Because the mobile app was a sponsorship program for Handmark, it didn’t involve any out-of-pocket expenses for NAA. Handmark contributed the development of the app and the association was responsible for promoting it.
To promote the app, NAA announced it on its weekly pre-conference “Countdown to the Show” e-newsletter, which is e-mailed to attendees and some 15,000 prospective attendees. The app was also promoted in NAA’s weekly member newsbrief, Presstime Update, the mediaXchange Web site and blog, as well as the event pages on LinkedIn, Facebook and through Twitter, with the show’s hashtag.
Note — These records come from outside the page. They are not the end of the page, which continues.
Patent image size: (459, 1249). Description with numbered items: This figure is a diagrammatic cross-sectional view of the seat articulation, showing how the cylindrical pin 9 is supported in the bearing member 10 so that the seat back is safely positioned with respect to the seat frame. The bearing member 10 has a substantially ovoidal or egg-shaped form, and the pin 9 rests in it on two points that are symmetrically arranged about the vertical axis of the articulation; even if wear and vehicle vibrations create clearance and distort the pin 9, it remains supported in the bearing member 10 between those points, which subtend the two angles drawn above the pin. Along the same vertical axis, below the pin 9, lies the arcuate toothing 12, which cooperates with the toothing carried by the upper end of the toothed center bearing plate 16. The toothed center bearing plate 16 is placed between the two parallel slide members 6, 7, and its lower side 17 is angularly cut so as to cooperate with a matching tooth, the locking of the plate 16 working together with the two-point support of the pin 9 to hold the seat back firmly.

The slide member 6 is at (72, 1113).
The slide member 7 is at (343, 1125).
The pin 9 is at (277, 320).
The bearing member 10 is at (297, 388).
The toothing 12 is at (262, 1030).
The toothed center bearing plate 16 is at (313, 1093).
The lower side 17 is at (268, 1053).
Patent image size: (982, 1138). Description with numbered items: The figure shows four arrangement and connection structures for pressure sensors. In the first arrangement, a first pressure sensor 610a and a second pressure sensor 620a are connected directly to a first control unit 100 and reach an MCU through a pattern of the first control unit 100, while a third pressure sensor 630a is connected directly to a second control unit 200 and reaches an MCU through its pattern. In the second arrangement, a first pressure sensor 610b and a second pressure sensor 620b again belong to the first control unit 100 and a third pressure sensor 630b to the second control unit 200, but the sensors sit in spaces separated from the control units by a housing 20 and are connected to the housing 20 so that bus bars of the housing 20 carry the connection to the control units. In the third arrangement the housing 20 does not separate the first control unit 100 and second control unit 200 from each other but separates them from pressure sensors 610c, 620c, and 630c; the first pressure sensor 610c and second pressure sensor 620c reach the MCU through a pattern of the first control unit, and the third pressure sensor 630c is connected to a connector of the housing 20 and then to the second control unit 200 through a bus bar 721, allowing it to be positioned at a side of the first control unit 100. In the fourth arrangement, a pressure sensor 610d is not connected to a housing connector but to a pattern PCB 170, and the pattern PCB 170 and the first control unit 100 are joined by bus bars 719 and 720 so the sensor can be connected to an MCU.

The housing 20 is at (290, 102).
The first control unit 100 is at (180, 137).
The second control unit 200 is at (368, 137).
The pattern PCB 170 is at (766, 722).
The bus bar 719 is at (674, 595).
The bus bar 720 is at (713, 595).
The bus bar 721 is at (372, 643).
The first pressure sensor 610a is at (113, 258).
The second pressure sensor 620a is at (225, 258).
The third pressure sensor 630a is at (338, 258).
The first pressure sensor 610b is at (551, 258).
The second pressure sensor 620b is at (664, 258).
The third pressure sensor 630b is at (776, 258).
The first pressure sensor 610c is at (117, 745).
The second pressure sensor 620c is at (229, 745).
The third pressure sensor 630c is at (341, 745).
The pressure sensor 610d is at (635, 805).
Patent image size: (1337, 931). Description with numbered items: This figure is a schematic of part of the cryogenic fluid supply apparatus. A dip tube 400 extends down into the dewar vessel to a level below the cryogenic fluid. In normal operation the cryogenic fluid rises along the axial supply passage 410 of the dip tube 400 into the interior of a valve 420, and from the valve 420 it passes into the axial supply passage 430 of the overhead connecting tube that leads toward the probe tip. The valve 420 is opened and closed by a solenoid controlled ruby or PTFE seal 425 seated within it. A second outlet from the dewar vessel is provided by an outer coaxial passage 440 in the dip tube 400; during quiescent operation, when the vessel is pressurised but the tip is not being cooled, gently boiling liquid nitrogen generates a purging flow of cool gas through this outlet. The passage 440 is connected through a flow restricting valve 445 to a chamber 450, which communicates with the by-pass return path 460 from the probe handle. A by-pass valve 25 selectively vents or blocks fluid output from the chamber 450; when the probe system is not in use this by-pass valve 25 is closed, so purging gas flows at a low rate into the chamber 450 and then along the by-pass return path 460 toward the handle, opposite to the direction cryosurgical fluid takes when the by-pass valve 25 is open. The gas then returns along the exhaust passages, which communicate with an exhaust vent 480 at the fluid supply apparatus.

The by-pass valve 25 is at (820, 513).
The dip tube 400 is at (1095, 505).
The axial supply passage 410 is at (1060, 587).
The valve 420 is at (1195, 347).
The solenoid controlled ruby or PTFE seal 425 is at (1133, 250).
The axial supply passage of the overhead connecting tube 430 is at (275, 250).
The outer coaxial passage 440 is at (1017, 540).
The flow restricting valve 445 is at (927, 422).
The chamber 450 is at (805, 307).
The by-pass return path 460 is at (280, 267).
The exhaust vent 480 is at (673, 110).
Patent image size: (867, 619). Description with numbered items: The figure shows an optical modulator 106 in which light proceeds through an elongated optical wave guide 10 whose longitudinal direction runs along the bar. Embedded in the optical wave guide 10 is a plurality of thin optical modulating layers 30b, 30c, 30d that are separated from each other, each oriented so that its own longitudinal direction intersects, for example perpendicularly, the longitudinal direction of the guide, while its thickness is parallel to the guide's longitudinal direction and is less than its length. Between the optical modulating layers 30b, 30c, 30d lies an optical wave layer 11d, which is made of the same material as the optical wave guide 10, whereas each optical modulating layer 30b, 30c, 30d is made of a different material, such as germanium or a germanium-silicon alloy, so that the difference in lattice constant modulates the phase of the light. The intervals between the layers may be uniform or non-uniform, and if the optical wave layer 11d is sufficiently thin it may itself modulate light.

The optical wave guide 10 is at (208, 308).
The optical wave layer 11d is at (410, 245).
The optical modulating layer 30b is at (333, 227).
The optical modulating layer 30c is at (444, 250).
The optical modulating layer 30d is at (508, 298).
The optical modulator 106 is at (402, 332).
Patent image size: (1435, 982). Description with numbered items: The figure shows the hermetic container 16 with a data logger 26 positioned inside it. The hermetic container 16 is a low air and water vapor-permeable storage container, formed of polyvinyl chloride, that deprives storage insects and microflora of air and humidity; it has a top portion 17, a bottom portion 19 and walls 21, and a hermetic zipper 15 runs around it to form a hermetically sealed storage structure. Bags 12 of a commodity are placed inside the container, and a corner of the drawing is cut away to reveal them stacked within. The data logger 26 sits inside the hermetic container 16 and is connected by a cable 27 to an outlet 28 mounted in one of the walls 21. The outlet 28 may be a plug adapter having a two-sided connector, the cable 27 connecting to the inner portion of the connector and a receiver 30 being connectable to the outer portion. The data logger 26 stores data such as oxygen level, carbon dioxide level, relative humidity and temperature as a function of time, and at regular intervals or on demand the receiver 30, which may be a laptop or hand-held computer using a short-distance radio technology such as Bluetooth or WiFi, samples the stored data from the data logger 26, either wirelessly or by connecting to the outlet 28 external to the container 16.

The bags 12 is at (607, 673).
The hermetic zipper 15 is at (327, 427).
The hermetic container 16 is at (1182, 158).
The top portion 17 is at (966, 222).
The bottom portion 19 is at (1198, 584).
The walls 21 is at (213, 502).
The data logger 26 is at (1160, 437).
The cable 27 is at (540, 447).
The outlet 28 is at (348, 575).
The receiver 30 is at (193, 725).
Once on-site, NAA featured the app on the front page of the printed program, on a banner entering the conference area, on a pre-session video loop and in the association’s daily e-mail to attendees. “We continued to refer attendees to it through our Web site and social media throughout the days of the show,” McCourt says.
According to attendee surveys, the app was the second most important tool, after the show Web site, for planning their show experience. Pleased with the adoption rate and use of the application this year, NAA organizers plan to incorporate a mobile tool again next year with a few changes. “Next year, we’d also like the ability to control the feeds so we could make last-minute updates such as speaker changes and room changes,”McCourt says.
This year, because NAA provided information to Handmark in a format that had to be converted before being posted to the app, final changes had to be provided a few days before the conference. “It’s a learning process; there’s a lot more to designing a mobile app than you think,” Estes says. “It’s more than just replicating a Web site on your phone.”